According to a Bloomberg article, Mylan Inc. has been granted a temporary order prohibiting Apotex Inc. from selling a generic form of Paxil CR. Presided over by U.S. District Judge Joe Pisano and given by a Federal Court in Trenton, New Jersey, the order blocks Apotex from using, offering to sell, selling, shipping and launching generic Paxil CR.

Mylan’s lawsuit in the case of Mylan Inc. v. Smithkline Beecham Corp. claims that Glaxo was allowing Apotex to sell the Paxil CR under the name paroxetine hydrochloride. This violated an exclusive licensing agreement that Mylan had with GlaxoSmithKline to sell copy of Paxil CR. Pisano set the hearing in the case for October 18, 2010, but not before granting the temporary order against Apotex.

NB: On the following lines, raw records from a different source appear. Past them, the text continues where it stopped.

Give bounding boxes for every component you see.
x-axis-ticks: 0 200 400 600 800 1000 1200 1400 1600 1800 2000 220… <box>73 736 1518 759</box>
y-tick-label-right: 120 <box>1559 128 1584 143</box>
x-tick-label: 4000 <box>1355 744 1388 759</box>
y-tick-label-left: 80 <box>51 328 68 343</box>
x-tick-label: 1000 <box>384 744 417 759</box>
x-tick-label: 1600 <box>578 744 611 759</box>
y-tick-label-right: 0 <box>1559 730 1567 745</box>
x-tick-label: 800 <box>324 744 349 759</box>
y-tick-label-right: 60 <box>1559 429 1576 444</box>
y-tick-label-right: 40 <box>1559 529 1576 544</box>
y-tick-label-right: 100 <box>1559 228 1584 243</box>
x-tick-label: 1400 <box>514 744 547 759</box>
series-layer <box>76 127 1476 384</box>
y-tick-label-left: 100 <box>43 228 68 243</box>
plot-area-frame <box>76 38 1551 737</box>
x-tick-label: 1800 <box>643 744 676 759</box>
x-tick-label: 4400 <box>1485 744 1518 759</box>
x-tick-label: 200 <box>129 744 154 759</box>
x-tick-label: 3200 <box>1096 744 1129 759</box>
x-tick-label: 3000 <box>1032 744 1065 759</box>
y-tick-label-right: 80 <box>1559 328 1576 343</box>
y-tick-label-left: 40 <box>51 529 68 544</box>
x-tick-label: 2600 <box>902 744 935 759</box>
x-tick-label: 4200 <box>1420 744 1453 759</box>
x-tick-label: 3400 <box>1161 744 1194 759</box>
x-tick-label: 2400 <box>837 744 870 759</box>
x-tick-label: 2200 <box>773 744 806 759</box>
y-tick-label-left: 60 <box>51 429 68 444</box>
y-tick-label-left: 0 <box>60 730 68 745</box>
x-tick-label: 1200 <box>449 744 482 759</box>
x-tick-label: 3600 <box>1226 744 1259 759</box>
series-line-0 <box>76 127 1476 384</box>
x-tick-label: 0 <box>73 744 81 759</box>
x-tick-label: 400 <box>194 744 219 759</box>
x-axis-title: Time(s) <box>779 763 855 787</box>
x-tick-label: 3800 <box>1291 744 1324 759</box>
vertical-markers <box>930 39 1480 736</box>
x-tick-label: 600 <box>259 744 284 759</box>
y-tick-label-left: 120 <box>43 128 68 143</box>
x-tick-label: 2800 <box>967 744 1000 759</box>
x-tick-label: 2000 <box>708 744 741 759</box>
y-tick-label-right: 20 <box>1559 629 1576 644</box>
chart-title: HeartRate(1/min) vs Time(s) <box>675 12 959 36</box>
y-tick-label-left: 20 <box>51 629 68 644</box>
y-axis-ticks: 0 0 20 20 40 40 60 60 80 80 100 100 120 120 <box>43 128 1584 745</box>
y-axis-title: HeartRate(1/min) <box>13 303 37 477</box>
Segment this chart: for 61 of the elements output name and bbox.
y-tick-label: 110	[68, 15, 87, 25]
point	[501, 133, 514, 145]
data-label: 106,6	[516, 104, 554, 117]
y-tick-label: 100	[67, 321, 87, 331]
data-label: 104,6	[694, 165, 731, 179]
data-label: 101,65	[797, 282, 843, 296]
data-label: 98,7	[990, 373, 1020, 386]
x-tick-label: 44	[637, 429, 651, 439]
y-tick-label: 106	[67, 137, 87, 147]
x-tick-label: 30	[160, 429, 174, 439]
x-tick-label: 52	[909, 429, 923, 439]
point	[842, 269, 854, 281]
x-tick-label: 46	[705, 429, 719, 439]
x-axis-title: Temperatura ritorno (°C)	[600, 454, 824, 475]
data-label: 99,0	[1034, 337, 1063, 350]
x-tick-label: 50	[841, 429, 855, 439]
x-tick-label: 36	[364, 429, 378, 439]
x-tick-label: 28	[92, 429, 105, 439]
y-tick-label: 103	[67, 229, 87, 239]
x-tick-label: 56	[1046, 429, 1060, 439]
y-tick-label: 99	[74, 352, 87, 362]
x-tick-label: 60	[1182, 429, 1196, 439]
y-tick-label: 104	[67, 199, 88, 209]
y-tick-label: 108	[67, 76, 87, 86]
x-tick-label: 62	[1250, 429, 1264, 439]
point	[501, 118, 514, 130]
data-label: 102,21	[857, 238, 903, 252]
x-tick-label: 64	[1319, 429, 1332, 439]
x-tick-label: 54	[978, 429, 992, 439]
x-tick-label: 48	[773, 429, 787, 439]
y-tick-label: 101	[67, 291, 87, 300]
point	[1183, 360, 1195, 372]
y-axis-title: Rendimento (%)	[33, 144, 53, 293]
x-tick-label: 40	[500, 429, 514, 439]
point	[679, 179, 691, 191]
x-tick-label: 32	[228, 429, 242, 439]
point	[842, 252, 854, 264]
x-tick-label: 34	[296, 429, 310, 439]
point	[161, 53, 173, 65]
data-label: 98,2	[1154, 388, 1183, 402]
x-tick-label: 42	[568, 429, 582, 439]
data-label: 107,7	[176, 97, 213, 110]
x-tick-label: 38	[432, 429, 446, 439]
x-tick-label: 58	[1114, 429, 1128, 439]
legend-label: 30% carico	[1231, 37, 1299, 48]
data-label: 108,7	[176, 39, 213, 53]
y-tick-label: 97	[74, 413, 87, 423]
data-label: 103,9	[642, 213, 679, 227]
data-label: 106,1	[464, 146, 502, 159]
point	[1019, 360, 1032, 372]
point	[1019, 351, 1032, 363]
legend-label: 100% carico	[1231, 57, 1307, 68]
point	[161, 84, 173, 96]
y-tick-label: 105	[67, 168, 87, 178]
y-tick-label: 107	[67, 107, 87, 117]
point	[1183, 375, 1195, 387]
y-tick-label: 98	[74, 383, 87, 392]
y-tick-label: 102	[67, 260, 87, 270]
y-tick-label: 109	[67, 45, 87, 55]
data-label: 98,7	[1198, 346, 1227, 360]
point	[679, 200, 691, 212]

Mylan currently is the largest U.S.-based generic drug company. Its lawsuit claims that Glaxo vowed that Mylan would be the only company selling copies of the drug Paxil CR in its controlled-release form as a result of a settlement agreement that was reached in 2007. This agreement was the result of a lawsuit that was filed against Mylan that wanted to block the sales of generic Paxil CR. The agreement also had provisos that would let other versions of the drug out on the market before the patent expires — a term of the agreement that Glaxo violated, Mylan stated. Mylan also claims that they were the first generic drug maker that went after regulatory approval for the 12.5 mg and 25 mg forms of Paxil CR since the regular forms of the drug already have many copies out on the market.

Mylan says the authorized generic version of Paxil CR would undercut sales and cause an “irretrievable loss in market shares and customers.”

Sarah Alspach, a spokesperson for Glaxo, has stated that “Glaxo did not breach any contractual duties owed to Mylan and intends to defend these allegations vehemently.”